Notification

×

Iklan

FOTO KEGIATAN

Indeks Berita

refleksi Banjir "Air yang Menyucikan atau Menghanyutkan

Jumat, 11 April 2025 | 23:24 WIB Last Updated 2025-04-11T16:24:12Z


Banjir bukan hanya bencana alam—ia adalah panggilan kehidupan. Ketika air meluap dari sungai, menelan pemukiman, dan merendam tanah-tanah yang semula kering, manusia dihadapkan pada satu kenyataan tak terbantahkan: betapa kecilnya kita di hadapan kuasa alam. Musibah banjir, yang saban tahun menghantam berbagai wilayah di Indonesia, menyisakan bukan hanya kerugian materiil, tapi juga pelajaran moral dan eksistensial yang dalam.

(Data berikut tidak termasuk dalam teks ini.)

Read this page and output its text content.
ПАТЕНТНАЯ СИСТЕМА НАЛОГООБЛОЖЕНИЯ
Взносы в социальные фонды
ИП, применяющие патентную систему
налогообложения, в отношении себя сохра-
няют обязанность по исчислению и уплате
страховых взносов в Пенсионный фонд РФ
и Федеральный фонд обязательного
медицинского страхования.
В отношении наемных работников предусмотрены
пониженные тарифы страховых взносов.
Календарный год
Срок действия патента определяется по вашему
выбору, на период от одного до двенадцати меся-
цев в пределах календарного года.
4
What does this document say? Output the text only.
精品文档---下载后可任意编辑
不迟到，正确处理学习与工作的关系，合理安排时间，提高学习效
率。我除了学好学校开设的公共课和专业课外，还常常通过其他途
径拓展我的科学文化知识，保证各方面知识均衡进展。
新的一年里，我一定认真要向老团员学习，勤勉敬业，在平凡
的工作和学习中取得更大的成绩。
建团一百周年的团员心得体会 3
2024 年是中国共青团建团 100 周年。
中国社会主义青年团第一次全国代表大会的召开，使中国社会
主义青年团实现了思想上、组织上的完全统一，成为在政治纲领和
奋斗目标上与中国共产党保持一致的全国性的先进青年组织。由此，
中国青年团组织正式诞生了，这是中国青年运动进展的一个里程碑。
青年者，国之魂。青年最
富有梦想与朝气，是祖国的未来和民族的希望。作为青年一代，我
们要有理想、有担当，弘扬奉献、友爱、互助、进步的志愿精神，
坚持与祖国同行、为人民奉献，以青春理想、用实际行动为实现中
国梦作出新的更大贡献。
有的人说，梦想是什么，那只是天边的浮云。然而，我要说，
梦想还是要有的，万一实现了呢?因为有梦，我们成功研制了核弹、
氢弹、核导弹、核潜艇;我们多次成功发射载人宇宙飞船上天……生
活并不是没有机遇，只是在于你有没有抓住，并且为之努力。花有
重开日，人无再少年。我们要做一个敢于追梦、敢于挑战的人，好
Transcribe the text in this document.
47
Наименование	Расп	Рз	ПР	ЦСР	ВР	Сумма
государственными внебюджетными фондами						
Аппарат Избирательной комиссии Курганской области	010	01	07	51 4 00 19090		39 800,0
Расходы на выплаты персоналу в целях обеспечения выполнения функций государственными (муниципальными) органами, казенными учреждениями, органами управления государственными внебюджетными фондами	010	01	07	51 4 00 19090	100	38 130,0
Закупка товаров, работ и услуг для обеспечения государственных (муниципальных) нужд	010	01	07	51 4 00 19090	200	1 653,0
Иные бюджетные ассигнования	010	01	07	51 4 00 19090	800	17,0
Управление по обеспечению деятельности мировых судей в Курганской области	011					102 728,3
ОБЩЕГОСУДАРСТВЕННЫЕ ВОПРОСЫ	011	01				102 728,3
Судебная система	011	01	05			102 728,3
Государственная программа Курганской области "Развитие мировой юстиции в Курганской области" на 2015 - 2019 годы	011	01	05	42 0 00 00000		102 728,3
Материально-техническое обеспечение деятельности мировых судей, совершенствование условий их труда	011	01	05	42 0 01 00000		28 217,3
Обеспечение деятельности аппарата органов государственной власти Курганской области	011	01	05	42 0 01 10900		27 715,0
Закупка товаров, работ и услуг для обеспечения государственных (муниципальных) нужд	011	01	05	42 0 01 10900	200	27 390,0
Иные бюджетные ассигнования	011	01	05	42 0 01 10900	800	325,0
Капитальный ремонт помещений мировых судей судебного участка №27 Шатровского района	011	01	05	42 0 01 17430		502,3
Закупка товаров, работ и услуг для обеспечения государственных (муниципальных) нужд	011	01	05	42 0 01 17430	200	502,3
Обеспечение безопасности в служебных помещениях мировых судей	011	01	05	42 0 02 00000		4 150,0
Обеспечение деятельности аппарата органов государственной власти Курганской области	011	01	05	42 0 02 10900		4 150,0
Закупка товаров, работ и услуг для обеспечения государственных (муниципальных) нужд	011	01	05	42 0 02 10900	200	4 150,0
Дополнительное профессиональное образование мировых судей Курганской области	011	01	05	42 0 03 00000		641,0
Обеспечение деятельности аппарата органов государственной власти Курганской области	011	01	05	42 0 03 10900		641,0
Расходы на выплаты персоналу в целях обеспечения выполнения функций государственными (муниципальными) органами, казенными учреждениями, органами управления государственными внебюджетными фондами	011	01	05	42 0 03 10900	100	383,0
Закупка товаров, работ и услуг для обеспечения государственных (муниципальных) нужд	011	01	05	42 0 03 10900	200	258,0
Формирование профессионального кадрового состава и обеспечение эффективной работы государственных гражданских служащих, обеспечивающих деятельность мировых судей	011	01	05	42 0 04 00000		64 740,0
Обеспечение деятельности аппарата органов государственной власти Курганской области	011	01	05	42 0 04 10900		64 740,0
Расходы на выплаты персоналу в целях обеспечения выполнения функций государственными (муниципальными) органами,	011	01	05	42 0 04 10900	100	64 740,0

Banjir Sebagai Cermin Peradaban

Banjir, sejatinya, bukan hanya datang dari langit. Ia juga lahir dari ulah manusia yang mengkhianati keseimbangan alam. Hutan digunduli, saluran air disumbat limbah rumah tangga, beton menggantikan tanah serapan. Maka ketika langit menumpahkan hujan, bumi tak lagi mampu menyambutnya dengan hangat—ia memuntahkannya kembali dalam bentuk bencana.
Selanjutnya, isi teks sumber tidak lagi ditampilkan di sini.